Rentrée en France, la jeune femme débute un parcours de classes préparatoires littéraires et tente même Normale Sup’, ratée de peu, avant de se diriger vers la “classe libre” du prestigieux Cours Florent. “J’avais découvert le théâtre en hypokhâgne, c’est devenu une passion. Tchekhov, notamment, m’a connectée à une envie de vivre des choses que j’avais l’impression de ne pas avoir vécues. J’ai voulu tenter ma chance en tant qu’actrice.” 

 

Celle qui avait déjà joué dans le premier film de Stéphanie Di Giusto – future réalisatrice de Rosalie – en tant que danseuse, s’autorise à rêver davantage. Après quelques rôles secondaires, la série Possessions, création originale de Canal + en 2020, lui ouvre des portes.

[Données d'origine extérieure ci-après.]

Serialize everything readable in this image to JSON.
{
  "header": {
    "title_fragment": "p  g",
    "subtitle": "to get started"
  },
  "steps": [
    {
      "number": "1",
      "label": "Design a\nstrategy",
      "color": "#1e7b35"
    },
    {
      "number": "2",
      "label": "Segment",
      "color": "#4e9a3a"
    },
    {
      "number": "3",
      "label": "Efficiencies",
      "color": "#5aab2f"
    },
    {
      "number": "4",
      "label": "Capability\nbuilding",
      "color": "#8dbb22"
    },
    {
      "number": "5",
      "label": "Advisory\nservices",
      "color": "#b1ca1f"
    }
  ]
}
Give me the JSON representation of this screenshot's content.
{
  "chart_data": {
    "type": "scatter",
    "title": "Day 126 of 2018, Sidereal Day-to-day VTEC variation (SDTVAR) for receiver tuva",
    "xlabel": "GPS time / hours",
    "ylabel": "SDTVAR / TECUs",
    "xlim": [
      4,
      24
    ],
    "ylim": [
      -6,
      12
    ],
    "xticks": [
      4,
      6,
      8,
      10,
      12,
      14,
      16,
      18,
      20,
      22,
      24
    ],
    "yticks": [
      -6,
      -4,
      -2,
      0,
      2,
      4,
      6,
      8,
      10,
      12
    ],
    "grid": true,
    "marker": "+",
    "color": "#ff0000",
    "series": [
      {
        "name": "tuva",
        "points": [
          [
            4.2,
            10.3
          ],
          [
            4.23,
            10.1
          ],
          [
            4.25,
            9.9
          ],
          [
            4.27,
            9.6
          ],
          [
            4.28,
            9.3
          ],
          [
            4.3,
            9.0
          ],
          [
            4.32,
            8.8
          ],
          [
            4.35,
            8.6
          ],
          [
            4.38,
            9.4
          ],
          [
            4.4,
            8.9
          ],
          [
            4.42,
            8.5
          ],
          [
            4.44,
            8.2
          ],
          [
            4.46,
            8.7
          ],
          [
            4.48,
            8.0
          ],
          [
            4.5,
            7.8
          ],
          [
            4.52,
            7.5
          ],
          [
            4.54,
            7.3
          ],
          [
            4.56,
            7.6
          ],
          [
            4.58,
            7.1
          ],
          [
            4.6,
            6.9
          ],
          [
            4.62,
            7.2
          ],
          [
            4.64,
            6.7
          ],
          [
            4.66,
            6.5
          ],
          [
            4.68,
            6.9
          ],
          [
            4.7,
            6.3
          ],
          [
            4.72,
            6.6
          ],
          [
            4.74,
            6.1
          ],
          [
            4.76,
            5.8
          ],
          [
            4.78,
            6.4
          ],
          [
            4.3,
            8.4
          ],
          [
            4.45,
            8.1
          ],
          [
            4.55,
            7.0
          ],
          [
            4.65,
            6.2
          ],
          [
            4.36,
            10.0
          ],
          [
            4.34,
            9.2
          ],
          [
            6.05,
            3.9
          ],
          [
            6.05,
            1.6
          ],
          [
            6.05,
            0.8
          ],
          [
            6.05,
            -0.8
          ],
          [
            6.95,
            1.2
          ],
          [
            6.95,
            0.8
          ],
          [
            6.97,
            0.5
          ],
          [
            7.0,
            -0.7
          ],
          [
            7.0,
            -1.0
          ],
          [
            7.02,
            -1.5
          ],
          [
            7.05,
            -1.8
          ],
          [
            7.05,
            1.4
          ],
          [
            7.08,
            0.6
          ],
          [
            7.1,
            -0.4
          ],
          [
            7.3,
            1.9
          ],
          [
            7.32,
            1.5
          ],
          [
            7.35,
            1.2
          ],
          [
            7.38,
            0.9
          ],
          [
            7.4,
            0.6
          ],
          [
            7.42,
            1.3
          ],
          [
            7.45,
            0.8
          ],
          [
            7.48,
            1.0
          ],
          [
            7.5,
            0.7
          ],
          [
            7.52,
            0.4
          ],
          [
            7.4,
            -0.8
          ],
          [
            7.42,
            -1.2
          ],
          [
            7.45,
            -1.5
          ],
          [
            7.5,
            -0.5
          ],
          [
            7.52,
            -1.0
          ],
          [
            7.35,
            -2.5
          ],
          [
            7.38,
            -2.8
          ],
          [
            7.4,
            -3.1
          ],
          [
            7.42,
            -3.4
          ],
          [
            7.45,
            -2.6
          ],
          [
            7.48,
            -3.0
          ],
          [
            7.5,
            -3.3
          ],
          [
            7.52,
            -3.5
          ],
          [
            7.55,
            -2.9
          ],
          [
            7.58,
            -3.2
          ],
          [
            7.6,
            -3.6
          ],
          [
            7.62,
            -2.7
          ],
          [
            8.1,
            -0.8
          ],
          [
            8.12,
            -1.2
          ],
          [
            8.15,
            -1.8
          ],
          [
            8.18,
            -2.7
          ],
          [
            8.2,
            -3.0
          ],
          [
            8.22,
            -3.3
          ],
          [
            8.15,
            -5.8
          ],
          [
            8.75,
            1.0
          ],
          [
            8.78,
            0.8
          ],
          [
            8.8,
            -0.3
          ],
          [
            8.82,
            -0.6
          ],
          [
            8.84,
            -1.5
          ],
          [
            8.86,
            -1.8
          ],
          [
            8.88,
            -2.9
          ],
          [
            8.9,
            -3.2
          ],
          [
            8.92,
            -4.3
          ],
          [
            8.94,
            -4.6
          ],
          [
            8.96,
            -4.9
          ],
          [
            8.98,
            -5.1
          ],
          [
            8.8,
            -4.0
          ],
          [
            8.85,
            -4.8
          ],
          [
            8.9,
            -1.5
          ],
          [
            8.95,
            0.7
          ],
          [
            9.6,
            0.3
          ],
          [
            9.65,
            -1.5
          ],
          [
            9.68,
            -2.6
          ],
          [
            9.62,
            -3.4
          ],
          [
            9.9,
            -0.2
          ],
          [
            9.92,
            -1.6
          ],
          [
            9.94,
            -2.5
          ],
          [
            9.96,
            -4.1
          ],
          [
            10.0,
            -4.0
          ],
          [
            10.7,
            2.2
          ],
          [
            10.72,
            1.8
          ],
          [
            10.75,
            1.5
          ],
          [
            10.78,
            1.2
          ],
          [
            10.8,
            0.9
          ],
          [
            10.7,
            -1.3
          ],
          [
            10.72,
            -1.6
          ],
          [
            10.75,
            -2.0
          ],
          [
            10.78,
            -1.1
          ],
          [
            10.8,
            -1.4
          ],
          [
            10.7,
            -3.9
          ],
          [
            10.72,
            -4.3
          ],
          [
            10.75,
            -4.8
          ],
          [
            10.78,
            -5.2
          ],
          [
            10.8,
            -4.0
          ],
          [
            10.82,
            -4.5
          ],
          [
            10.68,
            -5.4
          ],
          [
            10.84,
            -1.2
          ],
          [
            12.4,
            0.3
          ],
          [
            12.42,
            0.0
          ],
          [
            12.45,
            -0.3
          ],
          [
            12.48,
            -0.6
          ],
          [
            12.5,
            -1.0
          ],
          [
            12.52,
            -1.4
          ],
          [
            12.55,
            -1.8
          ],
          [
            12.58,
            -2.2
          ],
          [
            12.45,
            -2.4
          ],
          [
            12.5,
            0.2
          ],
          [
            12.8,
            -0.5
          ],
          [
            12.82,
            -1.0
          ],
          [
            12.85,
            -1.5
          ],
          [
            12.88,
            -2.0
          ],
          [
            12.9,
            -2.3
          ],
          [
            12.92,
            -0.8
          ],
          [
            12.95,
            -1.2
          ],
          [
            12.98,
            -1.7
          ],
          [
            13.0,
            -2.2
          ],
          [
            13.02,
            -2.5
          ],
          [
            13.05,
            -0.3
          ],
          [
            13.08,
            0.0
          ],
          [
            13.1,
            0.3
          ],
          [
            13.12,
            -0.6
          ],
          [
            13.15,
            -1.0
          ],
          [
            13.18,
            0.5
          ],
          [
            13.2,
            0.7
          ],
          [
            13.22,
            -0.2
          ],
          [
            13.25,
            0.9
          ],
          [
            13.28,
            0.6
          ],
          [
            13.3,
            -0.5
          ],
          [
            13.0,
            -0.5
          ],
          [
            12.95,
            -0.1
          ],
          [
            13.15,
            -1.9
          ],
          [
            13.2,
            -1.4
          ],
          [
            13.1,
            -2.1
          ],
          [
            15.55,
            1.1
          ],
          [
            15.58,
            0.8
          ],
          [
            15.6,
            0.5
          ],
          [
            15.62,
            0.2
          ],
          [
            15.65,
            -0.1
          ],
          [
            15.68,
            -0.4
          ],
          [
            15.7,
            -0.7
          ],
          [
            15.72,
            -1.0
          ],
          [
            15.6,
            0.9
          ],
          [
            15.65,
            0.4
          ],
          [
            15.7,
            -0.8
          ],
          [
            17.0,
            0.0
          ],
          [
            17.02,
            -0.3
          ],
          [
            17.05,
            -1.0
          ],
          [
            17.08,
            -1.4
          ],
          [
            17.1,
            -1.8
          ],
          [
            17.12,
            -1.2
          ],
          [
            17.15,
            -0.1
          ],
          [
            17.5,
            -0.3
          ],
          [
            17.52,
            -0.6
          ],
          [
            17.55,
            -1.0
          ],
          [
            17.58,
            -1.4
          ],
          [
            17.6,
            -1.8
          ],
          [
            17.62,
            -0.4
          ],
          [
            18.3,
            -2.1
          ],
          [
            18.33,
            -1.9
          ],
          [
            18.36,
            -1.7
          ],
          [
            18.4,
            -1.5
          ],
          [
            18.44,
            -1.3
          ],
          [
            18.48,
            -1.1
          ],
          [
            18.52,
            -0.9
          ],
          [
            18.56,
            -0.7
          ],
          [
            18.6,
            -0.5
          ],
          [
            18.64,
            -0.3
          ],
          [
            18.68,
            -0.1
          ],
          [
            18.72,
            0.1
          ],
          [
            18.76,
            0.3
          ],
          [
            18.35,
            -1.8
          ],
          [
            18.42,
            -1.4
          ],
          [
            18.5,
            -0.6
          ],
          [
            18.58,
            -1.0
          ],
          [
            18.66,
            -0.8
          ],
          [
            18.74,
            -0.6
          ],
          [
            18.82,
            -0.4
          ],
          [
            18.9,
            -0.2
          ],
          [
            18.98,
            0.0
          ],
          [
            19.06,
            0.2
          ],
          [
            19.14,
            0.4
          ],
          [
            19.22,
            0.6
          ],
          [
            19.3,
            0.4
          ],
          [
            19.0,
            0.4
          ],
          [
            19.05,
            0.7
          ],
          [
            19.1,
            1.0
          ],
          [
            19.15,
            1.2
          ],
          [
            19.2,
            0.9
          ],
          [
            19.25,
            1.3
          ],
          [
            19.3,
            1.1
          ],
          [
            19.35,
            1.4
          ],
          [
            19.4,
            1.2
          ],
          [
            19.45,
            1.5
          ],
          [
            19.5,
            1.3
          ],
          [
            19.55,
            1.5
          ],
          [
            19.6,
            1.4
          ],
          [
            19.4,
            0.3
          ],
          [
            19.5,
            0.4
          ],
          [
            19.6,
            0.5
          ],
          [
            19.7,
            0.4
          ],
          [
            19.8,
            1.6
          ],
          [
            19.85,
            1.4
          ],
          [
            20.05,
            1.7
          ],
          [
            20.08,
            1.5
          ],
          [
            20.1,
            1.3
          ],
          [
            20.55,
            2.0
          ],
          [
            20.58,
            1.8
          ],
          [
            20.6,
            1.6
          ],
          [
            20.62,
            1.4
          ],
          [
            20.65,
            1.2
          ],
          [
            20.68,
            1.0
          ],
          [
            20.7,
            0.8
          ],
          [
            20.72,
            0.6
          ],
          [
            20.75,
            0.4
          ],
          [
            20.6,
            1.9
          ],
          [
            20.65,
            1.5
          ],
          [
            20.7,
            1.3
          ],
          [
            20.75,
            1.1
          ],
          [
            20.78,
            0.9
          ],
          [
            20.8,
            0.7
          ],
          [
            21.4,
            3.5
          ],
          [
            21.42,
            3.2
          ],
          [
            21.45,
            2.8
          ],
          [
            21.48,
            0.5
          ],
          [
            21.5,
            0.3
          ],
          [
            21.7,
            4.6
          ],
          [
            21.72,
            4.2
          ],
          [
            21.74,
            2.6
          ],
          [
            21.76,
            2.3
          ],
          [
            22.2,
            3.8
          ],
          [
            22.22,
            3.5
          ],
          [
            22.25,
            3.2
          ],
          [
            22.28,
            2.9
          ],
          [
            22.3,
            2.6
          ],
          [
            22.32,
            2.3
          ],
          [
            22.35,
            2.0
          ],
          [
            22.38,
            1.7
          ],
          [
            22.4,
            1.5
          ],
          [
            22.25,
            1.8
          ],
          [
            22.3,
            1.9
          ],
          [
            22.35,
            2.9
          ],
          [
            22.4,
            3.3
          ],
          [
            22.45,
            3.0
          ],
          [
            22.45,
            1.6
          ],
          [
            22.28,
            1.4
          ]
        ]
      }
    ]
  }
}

Nadia Tereszkiewicz © Luc Braquet.

Une jeune actrice au jeu captivant

 

Une fois remarquée, elle ne s’arrêtera plus. La découverte des plateaux a provoqué en elle un choc. “Quand j’ai commencé le cinéma, un truc s’est débloqué dans ma tête. Je ne pouvais plus me comparer aux autres, contrairement à ce que j’avais connu avec la danse, où nous étions constamment jugés. Au cinéma, nous sommes choisis pour nos identités. Si quelqu’un d’autre est pris, je me dis que le film en a besoin.” 

 

On objecte que beaucoup d’actrices ont pu, au contraire, se sentir minorées par les jugements, les regards torves, les manipulations diverses de plus en plus dénoncées, ce qui permet à Nadia Tereszkiewicz de préciser son sentiment. “Évidemment, je ne suis pas en train de dire que dans le cinéma tout va bien ! Je parle de mon expérience personnelle. En ce qui me concerne, le cinéma est arrivé alors que j’avais connu la danse, qui est un monde violent et magnifique. Même si j’ai arrêté sans regret, ma source émotionnelle reste associée à la danse. Je considère Pina Bausch comme ma plus grande inspiration. Tous arts confondus, Café Müller [chorégraphie créée en 1978], c’est pour moi la plus belle œuvre qui existe. Quand j’avais 5 ou 6 ans, mon père m’a emmenée la voir. Pour la première fois, je le voyais pleurer. Je ne comprenais pas pourquoi. J’ai souvent revu Café Müller, et un jour j’ai compris. Je suis dévastée par l’œuvre de Pina.” 

 

On comprend mieux d’où vient l’émotion que transmet Nadia Tereszkiewicz, y compris dans les comédies. Chez elle, rien ne se fait sans penser et sans éprouver. À 27 ans, elle a tout pour régner. Au point de se donner sans compter au cinéma ? “Je parle d’abandon, mais j’ai des limites, celles de la santé physique et mentale. Je peux prendre cinq kilos pour un film, mais je n’en prendrai pas vingt. Je n’irai pas dans des rapports toxiques. J’ai la chance d’appartenir à une génération où les choses changent.

 

 

Rosalie (2024) de Stéphanie Di Giusto, avec Benoît Magimel et Nadia Tereszkiewicz, au cinéma le 10 avril 2024.